Eunice Sethabakgomo's neighborhood could be a perfect ad for the government's efforts to help the poor since the fall of apartheid: neat rows of little brick houses line the paved streets in this modern looking village outside of Johannesburg. Everything works well here; except for the street lights.
“We have street lights, but they're no longer working. Since 2010, they stole the cables," complained Sethabakgomo. "It is a big problem, especially when the place is dark, that's when crime happens”
A couple of kilometers away, it's a different world, but with the same problem. Trevor D'Oliveira owns Avianto, a sprawling complex that specializes in Italian-themed weddings for the Johannesburg upper class. At all times, a camera is aimed at the electricity box that services the complex to try to prevent cable theft.

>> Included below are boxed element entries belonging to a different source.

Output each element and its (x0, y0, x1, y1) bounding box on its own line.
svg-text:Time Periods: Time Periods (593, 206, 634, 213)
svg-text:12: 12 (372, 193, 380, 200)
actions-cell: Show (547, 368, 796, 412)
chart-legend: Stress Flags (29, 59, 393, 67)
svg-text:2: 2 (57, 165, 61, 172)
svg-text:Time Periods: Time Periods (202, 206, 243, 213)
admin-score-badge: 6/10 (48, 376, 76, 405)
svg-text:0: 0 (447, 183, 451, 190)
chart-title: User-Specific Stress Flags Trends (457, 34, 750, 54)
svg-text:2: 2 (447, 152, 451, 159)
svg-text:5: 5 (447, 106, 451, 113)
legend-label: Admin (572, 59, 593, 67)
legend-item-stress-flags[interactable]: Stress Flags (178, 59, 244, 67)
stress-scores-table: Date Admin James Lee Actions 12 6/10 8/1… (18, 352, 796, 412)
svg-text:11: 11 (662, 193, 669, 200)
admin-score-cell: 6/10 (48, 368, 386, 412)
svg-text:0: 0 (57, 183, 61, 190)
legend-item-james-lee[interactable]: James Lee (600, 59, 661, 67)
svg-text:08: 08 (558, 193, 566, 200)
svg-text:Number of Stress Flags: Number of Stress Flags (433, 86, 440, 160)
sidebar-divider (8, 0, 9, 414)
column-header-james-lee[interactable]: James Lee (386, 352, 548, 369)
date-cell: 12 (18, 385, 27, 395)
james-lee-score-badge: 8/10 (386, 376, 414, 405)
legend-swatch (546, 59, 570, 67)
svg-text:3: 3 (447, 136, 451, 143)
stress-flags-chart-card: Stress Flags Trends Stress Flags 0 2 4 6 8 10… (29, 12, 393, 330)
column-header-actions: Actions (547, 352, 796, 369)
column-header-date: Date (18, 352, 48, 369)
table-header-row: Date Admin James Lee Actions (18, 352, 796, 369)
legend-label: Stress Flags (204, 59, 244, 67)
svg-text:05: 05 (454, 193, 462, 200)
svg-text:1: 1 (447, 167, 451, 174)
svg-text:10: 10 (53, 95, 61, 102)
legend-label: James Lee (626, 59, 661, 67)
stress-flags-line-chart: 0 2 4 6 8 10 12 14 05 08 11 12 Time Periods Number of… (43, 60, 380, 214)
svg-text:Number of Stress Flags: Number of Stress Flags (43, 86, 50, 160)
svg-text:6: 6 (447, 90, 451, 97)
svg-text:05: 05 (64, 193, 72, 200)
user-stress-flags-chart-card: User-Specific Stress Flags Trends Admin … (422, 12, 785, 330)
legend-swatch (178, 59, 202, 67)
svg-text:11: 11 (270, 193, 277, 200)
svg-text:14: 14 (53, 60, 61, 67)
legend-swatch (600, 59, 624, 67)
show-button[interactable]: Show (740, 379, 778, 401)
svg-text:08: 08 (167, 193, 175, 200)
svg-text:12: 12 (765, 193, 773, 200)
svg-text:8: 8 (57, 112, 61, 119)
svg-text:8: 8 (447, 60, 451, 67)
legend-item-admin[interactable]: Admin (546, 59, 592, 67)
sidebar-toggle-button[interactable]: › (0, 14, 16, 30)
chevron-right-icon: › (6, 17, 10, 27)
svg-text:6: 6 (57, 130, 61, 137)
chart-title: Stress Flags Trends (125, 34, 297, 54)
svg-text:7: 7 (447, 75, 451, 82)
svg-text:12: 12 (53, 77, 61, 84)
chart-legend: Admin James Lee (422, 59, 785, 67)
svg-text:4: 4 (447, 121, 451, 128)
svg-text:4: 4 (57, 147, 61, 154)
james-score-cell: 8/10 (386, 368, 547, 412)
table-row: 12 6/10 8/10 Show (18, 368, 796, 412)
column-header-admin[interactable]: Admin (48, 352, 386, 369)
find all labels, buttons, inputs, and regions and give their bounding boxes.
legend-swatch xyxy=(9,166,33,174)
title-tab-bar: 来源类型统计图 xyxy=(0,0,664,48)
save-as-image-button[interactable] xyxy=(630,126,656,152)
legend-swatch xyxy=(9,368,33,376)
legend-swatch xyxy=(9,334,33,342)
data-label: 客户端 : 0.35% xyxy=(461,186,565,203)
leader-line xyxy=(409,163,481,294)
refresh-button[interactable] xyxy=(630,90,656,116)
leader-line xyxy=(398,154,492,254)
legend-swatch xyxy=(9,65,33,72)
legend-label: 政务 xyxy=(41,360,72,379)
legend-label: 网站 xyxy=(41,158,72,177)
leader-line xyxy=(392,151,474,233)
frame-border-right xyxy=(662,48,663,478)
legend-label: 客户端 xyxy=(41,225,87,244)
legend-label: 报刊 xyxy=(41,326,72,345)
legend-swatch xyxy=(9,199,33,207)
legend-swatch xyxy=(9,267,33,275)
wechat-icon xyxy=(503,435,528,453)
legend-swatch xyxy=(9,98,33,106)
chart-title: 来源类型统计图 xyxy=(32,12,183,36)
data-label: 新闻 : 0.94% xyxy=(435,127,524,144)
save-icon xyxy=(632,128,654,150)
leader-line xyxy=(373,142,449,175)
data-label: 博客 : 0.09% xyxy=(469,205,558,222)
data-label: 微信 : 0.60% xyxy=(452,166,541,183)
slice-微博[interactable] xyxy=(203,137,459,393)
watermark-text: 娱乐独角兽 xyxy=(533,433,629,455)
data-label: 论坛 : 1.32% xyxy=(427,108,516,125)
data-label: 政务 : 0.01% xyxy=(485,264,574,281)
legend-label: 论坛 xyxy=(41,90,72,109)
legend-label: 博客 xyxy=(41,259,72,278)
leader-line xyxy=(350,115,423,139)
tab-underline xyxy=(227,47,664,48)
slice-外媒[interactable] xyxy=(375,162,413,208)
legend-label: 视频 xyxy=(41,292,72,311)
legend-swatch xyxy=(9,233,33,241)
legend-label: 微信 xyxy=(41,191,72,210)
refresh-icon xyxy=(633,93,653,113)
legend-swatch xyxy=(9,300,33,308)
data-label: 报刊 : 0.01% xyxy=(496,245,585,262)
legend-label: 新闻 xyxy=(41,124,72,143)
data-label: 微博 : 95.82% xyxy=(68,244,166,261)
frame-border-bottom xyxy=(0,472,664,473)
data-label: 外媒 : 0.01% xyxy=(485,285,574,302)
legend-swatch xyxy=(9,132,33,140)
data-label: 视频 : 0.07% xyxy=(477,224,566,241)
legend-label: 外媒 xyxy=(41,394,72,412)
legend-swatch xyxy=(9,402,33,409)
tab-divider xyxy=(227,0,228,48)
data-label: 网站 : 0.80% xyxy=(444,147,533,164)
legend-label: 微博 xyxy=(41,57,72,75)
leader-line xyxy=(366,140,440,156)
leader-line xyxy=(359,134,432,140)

“We've had this cable stolen three times in the last seven years," said D'Oliveira. "Then it takes a day of two for being repaired, and during that time the generator has to run. To run that generator for a day is probably 3000 rands worth [$340] of diesel. Yet the amount of money the guys get for that piece of cable is probably just a couple hundred rands [$22].”
Cable theft is a massive problem throughout South Africa. Most affected are the big agencies that provide the backbone of the South African economy: the telecommunications agency Telkom, the transport agency Transnet, and the electric company, Eskom.
Maboe Maphaka, senior manager at Eskom, estimates that cable theft costs his company $45 million a year - notwithstanding the damage to its image. It costs the consumer quite a bit of money from power surges which can damage all equipment - computers, TVs, appliances - plugged in at the time.
“When a customer comes down to Eskom to claim for a fridge that has burnt down, and Eskom comes back and say 'look, we can't pay you for this because of this, this and that, as customer you are aggrieved', and then Eskom becomes this uncaring organization," said Maphaka.
Five years ago, the city of Cape Town created a special unit nicknamed the Copperheads, to fight metal cable theft. Niels Arendse, its spokesperson, says they arrest on average 130 to 140 people every year.
But he says the courts are not taking this crime seriously enough. In 2009 for example, his organization arrested 20 people from an organized group that was conspiring to steal cables. But they only received a warning from the courts.
The South African Chamber of Commerce and Industry is lobbying for cable theft to be classified as economic sabotage, which would lead to tougher punishment for the culprits.
Neren Rau, the CEO of the chamber, says the move is essential to fight a crime that can slow down the economy: a cable stolen can mean businesses shut down for a day for lack of electricity, cut off internet or phone, trains stuck in a station. Hence, Rau says, there is a disconnect between the relatively low value of the copper stolen and its global implication for businesses.
“Sadly, at the lowest level of theft, it's merely criminals that are trying to put food on the table," said Rau. "That's why in the past we've had difficulty prosecuting them, there was a lot of sympathy. But now that we're looking at the broad implication - we've had the derailment in Pretoria - it's a problem of the economy as a whole.”
The South African Chamber of Commerce is currently leading a study to evaluate the total cost to the economy. Neren Rau says it might be even higher than the current estimate of a half billion dollars a year.